Apabila syarat ini tidak dipenuhi maka perjanjian tesebut maka perjanjian yang telah dibuat dapat dibatalkan dengan perantaraan hakim.
(c) Suatu hal tertentu
Dalam hal ini terdapat obyek, jumlah, jenis, dan bentuk yang diperjanjikan sudah tertentu.

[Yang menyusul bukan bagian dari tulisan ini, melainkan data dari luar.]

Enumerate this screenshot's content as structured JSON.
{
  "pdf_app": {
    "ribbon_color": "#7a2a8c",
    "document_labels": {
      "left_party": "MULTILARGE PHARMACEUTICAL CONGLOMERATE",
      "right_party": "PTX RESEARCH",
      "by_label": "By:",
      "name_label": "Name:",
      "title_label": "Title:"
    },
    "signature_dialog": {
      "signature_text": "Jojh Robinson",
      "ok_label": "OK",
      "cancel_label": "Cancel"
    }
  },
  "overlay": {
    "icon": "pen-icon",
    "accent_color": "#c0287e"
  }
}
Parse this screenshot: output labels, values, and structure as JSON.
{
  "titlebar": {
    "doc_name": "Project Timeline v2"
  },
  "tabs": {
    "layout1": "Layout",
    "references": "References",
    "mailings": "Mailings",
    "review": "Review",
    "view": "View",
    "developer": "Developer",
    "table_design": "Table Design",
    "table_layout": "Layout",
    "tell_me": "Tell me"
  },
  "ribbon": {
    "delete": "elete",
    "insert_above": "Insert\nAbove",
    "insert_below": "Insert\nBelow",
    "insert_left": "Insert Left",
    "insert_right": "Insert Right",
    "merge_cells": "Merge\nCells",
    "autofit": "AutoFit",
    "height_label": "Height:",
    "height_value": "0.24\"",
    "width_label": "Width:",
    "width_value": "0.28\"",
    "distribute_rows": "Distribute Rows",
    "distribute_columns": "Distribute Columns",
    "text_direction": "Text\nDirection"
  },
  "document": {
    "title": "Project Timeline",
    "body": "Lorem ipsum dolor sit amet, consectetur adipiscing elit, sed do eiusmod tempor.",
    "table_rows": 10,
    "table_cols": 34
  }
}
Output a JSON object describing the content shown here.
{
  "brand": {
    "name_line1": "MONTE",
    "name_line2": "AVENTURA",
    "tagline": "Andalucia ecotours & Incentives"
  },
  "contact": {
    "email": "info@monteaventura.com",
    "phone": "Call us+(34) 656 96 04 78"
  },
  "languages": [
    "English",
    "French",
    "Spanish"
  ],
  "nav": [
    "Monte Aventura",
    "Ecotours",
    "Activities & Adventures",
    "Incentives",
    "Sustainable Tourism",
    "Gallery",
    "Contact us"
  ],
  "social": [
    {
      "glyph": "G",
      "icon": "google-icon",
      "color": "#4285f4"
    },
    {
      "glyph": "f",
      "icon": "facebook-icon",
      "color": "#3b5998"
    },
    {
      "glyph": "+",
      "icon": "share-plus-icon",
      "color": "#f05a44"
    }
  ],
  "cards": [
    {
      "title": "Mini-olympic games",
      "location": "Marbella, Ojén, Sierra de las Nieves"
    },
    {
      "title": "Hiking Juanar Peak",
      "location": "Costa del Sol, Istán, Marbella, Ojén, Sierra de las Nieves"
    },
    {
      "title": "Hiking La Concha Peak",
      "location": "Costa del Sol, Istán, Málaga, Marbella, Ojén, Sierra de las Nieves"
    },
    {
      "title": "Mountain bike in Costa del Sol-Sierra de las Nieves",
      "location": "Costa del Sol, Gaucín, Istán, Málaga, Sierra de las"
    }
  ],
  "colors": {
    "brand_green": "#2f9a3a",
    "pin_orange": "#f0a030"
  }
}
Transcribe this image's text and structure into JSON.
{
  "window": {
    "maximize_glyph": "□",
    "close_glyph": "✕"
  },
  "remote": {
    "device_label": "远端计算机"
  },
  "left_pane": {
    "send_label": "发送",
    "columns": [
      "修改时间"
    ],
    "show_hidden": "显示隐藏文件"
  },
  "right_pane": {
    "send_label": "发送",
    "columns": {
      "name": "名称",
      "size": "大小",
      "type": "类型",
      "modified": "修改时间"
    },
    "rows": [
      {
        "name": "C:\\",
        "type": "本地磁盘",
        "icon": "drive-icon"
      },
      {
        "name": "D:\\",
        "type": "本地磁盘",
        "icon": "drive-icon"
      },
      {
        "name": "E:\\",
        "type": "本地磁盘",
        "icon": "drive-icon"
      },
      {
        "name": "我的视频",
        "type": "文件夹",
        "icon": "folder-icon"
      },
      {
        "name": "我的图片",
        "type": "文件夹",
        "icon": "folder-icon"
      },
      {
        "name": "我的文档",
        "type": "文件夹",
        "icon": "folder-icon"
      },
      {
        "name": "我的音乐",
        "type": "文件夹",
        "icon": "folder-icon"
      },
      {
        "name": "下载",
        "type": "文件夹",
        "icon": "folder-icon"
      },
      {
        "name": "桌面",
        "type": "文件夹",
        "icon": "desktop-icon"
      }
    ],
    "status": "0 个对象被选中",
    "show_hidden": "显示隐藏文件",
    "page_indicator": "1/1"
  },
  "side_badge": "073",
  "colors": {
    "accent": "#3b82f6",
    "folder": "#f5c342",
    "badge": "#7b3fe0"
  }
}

(d) Suatu sebab yang halal
Adanya sebab yang diperbolehkan, dimana sebab-sebab hukum yang menjadi dasar perjanjian tidak dilarang oleh peraturan, tidak bertentangan dengan keamanan dan ketertiban umum. Apabila
syarat tersebut dilanggar maka perjanjian batal demi hukum.
e. Asas-Asas Perjanjian
Sistem adalah kumpulan asas-asas yang terpadu dan merupakan landasan dimana dibangun suatu tertib hukum. Asas-asas tersebut mempunyai tingkatan-tingkatan dimana didalamnya terdapat
aturan-aturan hukum dimana merupakan suatu sistem hukum yang dapat dijabarkan dalam sub-sistem hukum. Sub-sistem hukum ini dijabarkan lagi secara rinci dalam bagian yang lebih kecil, dalam hal
ini misalnya sub-sistem dari hukum perdata, dijabarkan lagi kedalam hukum kontrak yang lebih dikenal dalam hukum perjanjian. Dilihat dari hukum nasional, maka hukum perjanjian merupakan sub-sistem hukum perdata sehingga hukum perjanjian harus selaras dengan hukum perdata termasuk harus selaras dengan asas-asas yang terdapat dalam hukum perdata. Adapaun asas-asas yang dimaksud adalah:
a) AsasKonsensualisme
Asas ini sangat erat kaitanya dengan asas kebebasan mengadakan perjanjian dimana semua orang mempunyai kesempatan yang sama dalam menciptakan perjanjian.
b) Asas Kepercayaan
Dalam membuat suatu perjanjian dengan pihak lain haruslah didasari dengan suatu kepercayaan. Tanpa adanya kepercayaan, maka perjanjian itu tidak mungkin diadakan oleh para pihak. Dengan kepercayaan ini, kedua belah pihak mengikatkan dirinya kepada perjanjian yang mempunyai kekuatan mengikat sebagai undang-undang.
c) Asas Kekuatan Mengikat
Didalam perjanjian terdapat asas kekuatan mengikat, dimana kedua belah pihak yang mengadakan perjanjian terikat pada apa yang diperjanjikan dan juga terhadap beberapa unsur lain sepanjang
dikehendaki oleh kebiasaan dan kepatuhan, dan kebiasaan akan mengikat para pihak.
d) Asas Persamaan Hak
Asas ini menempatkan para pihak dalam persamaan derajat, tidak ada perbedaan, walaupun ada perbedaan kulit, bangsa, kepercayaan, kekuasaan, jabatan dan lain-lain. Sehingga diwajibkan melihat adanyapersamaan ini dan mengharuskan kedua pihak untuk menghormati satu sama lain sebagai manusia ciptaan Tuhan.
e) Asas Keseimbangan
Asas ini menghendaki kedua pihak untuk memenuhi dan melaksanakan perjanjian dengan itikad baik. Dimana keduanya haruslah memenuhi kewajiban masing-masing.
f) Asas Moral
Asas ini terlihat dalam perikatan yang wajar, dimana terdapat suatu perbuatan sukarela dari seseorang untuk tidak menimbulkan hak baginya untuk tidak menggugat kontraprestasi dari pihak debitur.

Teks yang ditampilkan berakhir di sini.